Partnerwahl Kotproben zeigen: Spinnenaffen stehen auf genetische Vielfalt

Nördlicher Spinnenaffe auf einem Ast
Nördliche Spinnenaffen achten bei der Partnerwahl auf genetische Vielfalt
© Carla Possamai / dpa
Nördliche Spinnenaffen sind extrem selten. Damit die Jungen gute Überlebenschancen haben, wählen Weibchen ihre Partner sorgfältig aus. Die Männchen dürfen keine nahen Verwandten sein - und sollten ein möglichst schlagkräftiges Immunsystem haben, wie eine aktuelle Studie nahelegt

Bei der Partnerwahl achten Nördliche Spinnenaffen nicht nur darauf, Inzest zu vermeiden, sondern auch auf einen ganz bestimmten genetischen Cocktail. Das berichtet ein US-Forschungsteam im Fachblatt "Proceedings of the Royal Society B" auf Grundlage von Langzeitbeobachtungen der Tiere und DNA-Analysen von Kotproben. Die erfolgreiche Aufzucht von Nachkommen ist wichtig, da die Art vom Aussterben bedroht ist.

Nördliche Spinnenaffen (Brachyteles hypoxanthus) bilden zusammen mit Südlichen Spinnenaffen (Brachyteles arachnoides) die größten Vertreter der Neuweltaffen, also der in Amerika heimischen Primaten. Nur noch etwa 1000 Tiere leben in den stark dezimierten Regenwäldern der brasilianischen Atlantikküste.
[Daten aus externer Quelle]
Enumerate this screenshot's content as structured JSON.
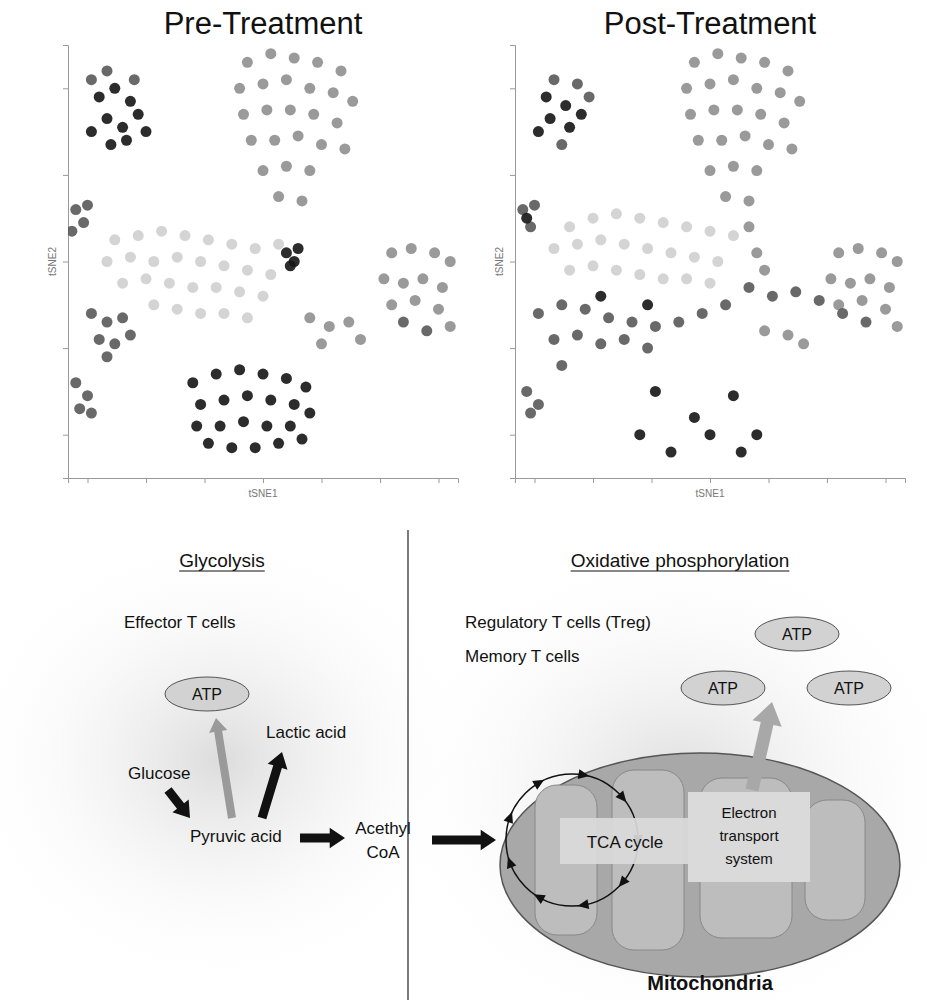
{
  "chart_data": [
    {
      "type": "scatter",
      "title": "Pre-Treatment",
      "x_label": "tSNE1",
      "y_label": "tSNE2",
      "xlim": [
        -50,
        50
      ],
      "ylim": [
        -50,
        50
      ],
      "xticks": [
        -45,
        -30,
        -15,
        0,
        15,
        30,
        45
      ],
      "yticks": [
        -40,
        -20,
        0,
        20,
        40
      ],
      "tick_labels": false,
      "series": [
        {
          "color": "#cfcfcf",
          "x": [
            -38,
            -32,
            -26,
            -20,
            -14,
            -8,
            -2,
            4,
            -40,
            -34,
            -28,
            -22,
            -16,
            -10,
            -4,
            2,
            -36,
            -30,
            -24,
            -18,
            -12,
            -6,
            0,
            -28,
            -22,
            -16,
            -10,
            -4
          ],
          "values": [
            5,
            6,
            7,
            6,
            5,
            4,
            3,
            4,
            0,
            1,
            0,
            1,
            0,
            -1,
            -2,
            -3,
            -5,
            -4,
            -5,
            -6,
            -6,
            -7,
            -8,
            -10,
            -11,
            -12,
            -12,
            -13
          ]
        },
        {
          "color": "#8f8f8f",
          "x": [
            -4,
            2,
            8,
            14,
            20,
            -6,
            0,
            6,
            12,
            18,
            23,
            -5,
            1,
            7,
            13,
            19,
            -3,
            3,
            9,
            15,
            21,
            0,
            6,
            12,
            4,
            10,
            33,
            38,
            44,
            48,
            31,
            36,
            41,
            46,
            33,
            39,
            45,
            48,
            12,
            17,
            22,
            25,
            15
          ],
          "values": [
            46,
            48,
            47,
            46,
            44,
            40,
            41,
            42,
            40,
            39,
            37,
            34,
            35,
            35,
            34,
            32,
            28,
            28,
            29,
            27,
            26,
            21,
            22,
            21,
            15,
            14,
            2,
            3,
            2,
            0,
            -4,
            -5,
            -4,
            -6,
            -10,
            -9,
            -11,
            -15,
            -13,
            -15,
            -14,
            -18,
            -19
          ]
        },
        {
          "color": "#595959",
          "x": [
            -44,
            -40,
            -33,
            -48,
            -46,
            -49,
            -45,
            -44,
            -40,
            -36,
            -42,
            -38,
            -34,
            -40,
            -48,
            -45,
            -47,
            -44,
            36,
            42
          ],
          "values": [
            42,
            44,
            42,
            12,
            9,
            7,
            13,
            -12,
            -14,
            -13,
            -18,
            -19,
            -17,
            -22,
            -28,
            -31,
            -34,
            -35,
            -14,
            -16
          ]
        },
        {
          "color": "#151515",
          "x": [
            -42,
            -38,
            -34,
            -40,
            -36,
            -32,
            -44,
            -39,
            -35,
            -30,
            6,
            8,
            9,
            7,
            -18,
            -12,
            -6,
            0,
            6,
            11,
            -16,
            -10,
            -4,
            2,
            8,
            12,
            -17,
            -11,
            -5,
            1,
            7,
            -14,
            -8,
            -2,
            4,
            10
          ],
          "values": [
            38,
            40,
            37,
            33,
            31,
            34,
            30,
            27,
            28,
            30,
            2,
            0,
            3,
            -1,
            -28,
            -26,
            -25,
            -26,
            -27,
            -29,
            -33,
            -32,
            -31,
            -32,
            -33,
            -35,
            -38,
            -38,
            -37,
            -38,
            -38,
            -42,
            -43,
            -43,
            -42,
            -41
          ]
        }
      ]
    },
    {
      "type": "scatter",
      "title": "Post-Treatment",
      "x_label": "tSNE1",
      "y_label": "tSNE2",
      "xlim": [
        -50,
        50
      ],
      "ylim": [
        -50,
        50
      ],
      "xticks": [
        -45,
        -30,
        -15,
        0,
        15,
        30,
        45
      ],
      "yticks": [
        -40,
        -20,
        0,
        20,
        40
      ],
      "tick_labels": false,
      "series": [
        {
          "color": "#cfcfcf",
          "x": [
            -36,
            -30,
            -24,
            -18,
            -12,
            -6,
            0,
            6,
            -40,
            -34,
            -28,
            -22,
            -16,
            -10,
            -4,
            2,
            -36,
            -30,
            -24,
            -18,
            -12,
            -6,
            0
          ],
          "values": [
            8,
            10,
            11,
            10,
            9,
            8,
            7,
            6,
            3,
            4,
            5,
            4,
            3,
            2,
            1,
            0,
            -2,
            -1,
            -2,
            -3,
            -4,
            -4,
            -5
          ]
        },
        {
          "color": "#8f8f8f",
          "x": [
            -4,
            2,
            8,
            14,
            20,
            -6,
            0,
            6,
            12,
            18,
            23,
            -5,
            1,
            7,
            13,
            19,
            -3,
            3,
            9,
            15,
            21,
            0,
            6,
            12,
            4,
            10,
            10,
            12,
            14,
            33,
            38,
            44,
            48,
            31,
            36,
            41,
            46,
            33,
            39,
            45,
            48,
            14,
            20,
            24
          ],
          "values": [
            46,
            48,
            47,
            46,
            44,
            40,
            41,
            42,
            40,
            39,
            37,
            34,
            35,
            35,
            34,
            32,
            28,
            28,
            29,
            27,
            26,
            21,
            22,
            21,
            15,
            14,
            8,
            2,
            -2,
            2,
            3,
            2,
            0,
            -4,
            -5,
            -4,
            -6,
            -10,
            -9,
            -11,
            -15,
            -16,
            -17,
            -19
          ]
        },
        {
          "color": "#595959",
          "x": [
            -40,
            -34,
            -31,
            -38,
            -48,
            -46,
            -45,
            -44,
            -38,
            -32,
            -26,
            -20,
            -14,
            -8,
            -2,
            4,
            -40,
            -34,
            -28,
            -22,
            -16,
            -38,
            -47,
            -44,
            -46,
            10,
            16,
            22,
            28,
            34,
            40
          ],
          "values": [
            42,
            41,
            38,
            27,
            12,
            8,
            13,
            -12,
            -10,
            -11,
            -13,
            -14,
            -15,
            -14,
            -12,
            -10,
            -18,
            -17,
            -19,
            -18,
            -20,
            -24,
            -30,
            -33,
            -35,
            -6,
            -8,
            -7,
            -9,
            -12,
            -14
          ]
        },
        {
          "color": "#151515",
          "x": [
            -42,
            -37,
            -41,
            -36,
            -44,
            -33,
            -47,
            -14,
            -4,
            6,
            12,
            -10,
            0,
            8,
            -18,
            -28,
            -16
          ],
          "values": [
            38,
            36,
            33,
            31,
            30,
            34,
            10,
            -30,
            -36,
            -31,
            -40,
            -44,
            -40,
            -44,
            -40,
            -8,
            -10
          ]
        }
      ]
    }
  ],
  "diagram": {
    "left": {
      "title": "Glycolysis",
      "cells": "Effector T cells",
      "atp": "ATP",
      "lactic": "Lactic acid",
      "glucose": "Glucose",
      "pyruvic": "Pyruvic acid"
    },
    "middle": {
      "label_lines": [
        "Acethyl",
        "CoA"
      ]
    },
    "right": {
      "title": "Oxidative phosphorylation",
      "cells": [
        "Regulatory T cells (Treg)",
        "Memory T cells"
      ],
      "atp": [
        "ATP",
        "ATP",
        "ATP"
      ],
      "tca": "TCA cycle",
      "ets_lines": [
        "Electron",
        "transport",
        "system"
      ],
      "organelle": "Mitochondria"
    }
  }
}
Anders als bei vielen anderen Primaten sind Gesellschaften der Spinnenaffen sehr friedlich und gleichberechtigt organisiert - ihr Kern besteht aus verwandten Männchen und deren Müttern.

Eben jene Mütter ziehen bei der Fortpflanzung der Tiere die Fäden: Schon 2011 zeigte eine im Fachblatt "PNAS" veröffentlichte Studie, dass die Affenmütter für ihre Söhne den Kontakt zu empfängnisbereiten Weibchen herstellen und darüber hinaus Inzucht verhindern. Zu dieser Erkenntnis kam die Anthropologin Karen Strier von der Universität von Wisconsin unter anderem durch die Analyse von Kotproben. 

Vaterschaftstest per Stuhlprobe

Strier, die das Verhalten der Primaten bereits seit 40 Jahren erforscht, hat sich nun erneut mit deren Fortpflanzungsmustern beschäftigt - auch angesichts der Tatsache, dass die Weltnaturschutzunion (IUCN) Nördliche Spinnenaffen als "vom Aussterben bedroht" listet. Durch ihre langjährige Erfahrung mit den Tieren wussten Strier und ihr Team, wie sie jeden einzelnen Affen der untersuchten Population identifizieren können und wer mit wem verwandt ist.

Proben der Ausscheidungen schickte die Anthropologin an ihre Kollegen Anthony Di Fiore und Paulo Chaves von der University of Texas. Anhand von DNA-Analysen untersuchten das Team das Paarungsverhalten der Tiere. "Ich wusste aus Verhaltensbeobachtungen, dass es bei der Paarung keinen Wettbewerb gibt und dass sich die Mütter nicht mit ihren Söhnen oder engen männlichen Verwandten paaren. Aber die einzige Möglichkeit herauszufinden, wer die Väter sind, ist die Genetik", erläutert Strier in einer Mitteilung.

Tatsächlich bestätigten die Laboranalysen, dass es in der promiskuitiven Population keine Mutter-Sohn-Paare gab. Das deutet darauf hin, dass die Affen ihre Verwandten erkennen und somit inzestuöse Paarungen vermeiden können. Darüber hinaus stellten die Forschenden fest, dass sich Weibchen eher mit Männchen fortpflanzen, die eine größere Vielfalt an Genen besitzen - vor allem bezüglich einer Gruppe von Genen: Der sogenannte Haupt-Histokompatibilitätskomplex (MHC) spielt eine wichtige Rolle für das Immunsystem.

Strier zufolge bedeutet eine höhere MHC-Vielfalt, dass Männchen eine größere Fitness haben - also ihren Nachkommen Gene vererben, die gute Überlebenschancen bieten. Eine Vielfalt an MHC-Genen könne Nachkommen einen besseren Schutz vor Krankheitserregern und Umweltstressoren bieten. Demnach sollte ein Weibchen Männchen wählen, die nicht nur eine hohe MHC-Diversität aufweisen, sondern auch MHC-Gene, die sich von ihren eigenen unterscheiden. Allerdings zeigte die genetische Analyse, dass die Weibchen zwar insgesamt Partner mit hoher MHC-Vielfalt wählten, aber nicht unbedingt solche mit anderen genetischen Varianten als ihren eigenen.